Macrophages have been reported to switch phenotype from M1 to M2 under certain conditions. Dermal fibroblasts could shift differentiation from inflammatory toward alternative macrophages (62). M2 macrophages have been reported to be involved in angiogenesis and collagen synthesis related to the expression of VEGF, bFGF, and TGF-β (76, 77). Furthermore, M2 macrophage-derived exosomes can promote skin wound healing in situ by inducing direct conversion of M1 macrophages to an M2-like phenotype (78). On the other hand, the typical shift from M1 macrophages to M2 macrophages observed in acute wounds was found to be uncontrolled in chronic wounds (62). Thus, the promotion of polarization to M2 macrophages has been recognized as a novel mechanism to promote skin wound healing (79).

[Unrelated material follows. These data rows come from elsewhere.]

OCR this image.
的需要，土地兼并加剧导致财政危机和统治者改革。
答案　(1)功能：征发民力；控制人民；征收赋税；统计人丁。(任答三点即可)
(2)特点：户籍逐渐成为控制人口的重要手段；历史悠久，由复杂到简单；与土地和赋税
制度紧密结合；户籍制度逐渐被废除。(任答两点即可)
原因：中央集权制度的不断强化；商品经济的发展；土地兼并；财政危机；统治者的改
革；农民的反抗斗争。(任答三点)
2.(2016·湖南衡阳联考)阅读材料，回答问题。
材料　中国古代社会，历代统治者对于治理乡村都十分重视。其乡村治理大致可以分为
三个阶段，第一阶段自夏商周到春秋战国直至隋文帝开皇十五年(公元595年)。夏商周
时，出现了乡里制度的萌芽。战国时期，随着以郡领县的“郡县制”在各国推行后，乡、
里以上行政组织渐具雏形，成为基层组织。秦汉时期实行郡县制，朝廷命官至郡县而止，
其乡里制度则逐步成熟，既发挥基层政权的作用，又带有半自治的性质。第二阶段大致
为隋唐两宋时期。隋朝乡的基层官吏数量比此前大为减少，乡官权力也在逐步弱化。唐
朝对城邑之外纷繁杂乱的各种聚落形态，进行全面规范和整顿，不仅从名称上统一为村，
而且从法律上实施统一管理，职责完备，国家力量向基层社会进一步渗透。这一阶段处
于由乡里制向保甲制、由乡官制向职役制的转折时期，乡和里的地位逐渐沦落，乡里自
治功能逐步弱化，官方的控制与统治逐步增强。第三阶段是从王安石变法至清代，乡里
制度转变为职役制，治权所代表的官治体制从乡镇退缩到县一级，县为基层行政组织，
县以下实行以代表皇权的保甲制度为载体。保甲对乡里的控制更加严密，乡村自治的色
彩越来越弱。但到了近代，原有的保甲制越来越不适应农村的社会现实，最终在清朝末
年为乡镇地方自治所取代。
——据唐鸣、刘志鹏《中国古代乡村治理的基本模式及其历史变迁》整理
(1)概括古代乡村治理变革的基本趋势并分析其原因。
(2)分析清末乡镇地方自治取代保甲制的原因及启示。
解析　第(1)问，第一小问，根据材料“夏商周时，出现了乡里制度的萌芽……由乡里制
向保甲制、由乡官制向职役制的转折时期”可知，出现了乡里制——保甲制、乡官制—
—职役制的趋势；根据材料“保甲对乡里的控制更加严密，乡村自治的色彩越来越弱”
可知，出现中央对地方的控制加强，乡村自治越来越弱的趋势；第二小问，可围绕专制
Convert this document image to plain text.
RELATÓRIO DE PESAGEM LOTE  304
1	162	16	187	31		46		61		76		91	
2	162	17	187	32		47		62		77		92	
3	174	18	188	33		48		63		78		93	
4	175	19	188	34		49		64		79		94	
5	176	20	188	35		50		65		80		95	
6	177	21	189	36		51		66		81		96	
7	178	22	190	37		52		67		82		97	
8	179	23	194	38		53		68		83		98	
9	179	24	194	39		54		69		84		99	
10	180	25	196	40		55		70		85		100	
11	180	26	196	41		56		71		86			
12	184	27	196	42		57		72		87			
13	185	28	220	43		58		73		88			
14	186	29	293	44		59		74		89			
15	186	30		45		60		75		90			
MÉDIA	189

Previous studies have shown that the Nos2 to Arg mRNA ratio can be used as an indicator of M1/M2 activity balance (80, 81). HLA-DRα+ cells/CD163+ cells were measured to determine the dynamics of M1/M2 in human skin wounds. We found that the HLA-DRα/CD163 all wound samples were > 1.0, between 1 to 7 days, whereas more than 9-days wounds and uninjured skins had ratios of < 1.0. These observations suggest that the wound age is 1–7 days when the M1/M2 ratio is greater than 1.0. Furthermore, for 2- to 5-days wounds, the M1/M2 ratios were > 2.0, and in six of the eight samples individually this ratio was higher than 2.0, in the range of 1.88–4.30. Therefore, an M1/M2 ratio significantly above 2.0 strongly indicates an age of 2–5 days. In summary, differences in the number of M1 and M2 macrophages in human skin wounds may provide useful information for the determination of wound age. Although examining a single marker alone does not provide a high degree of confidence and objectivity in determining wound age, evidence suggests that immunohistochemical detection of M1 and M2 macrophages in skin wounds can provide important information for skin wound age determination. Combining several markers is likely to provide sufficient sensitivity and specificity.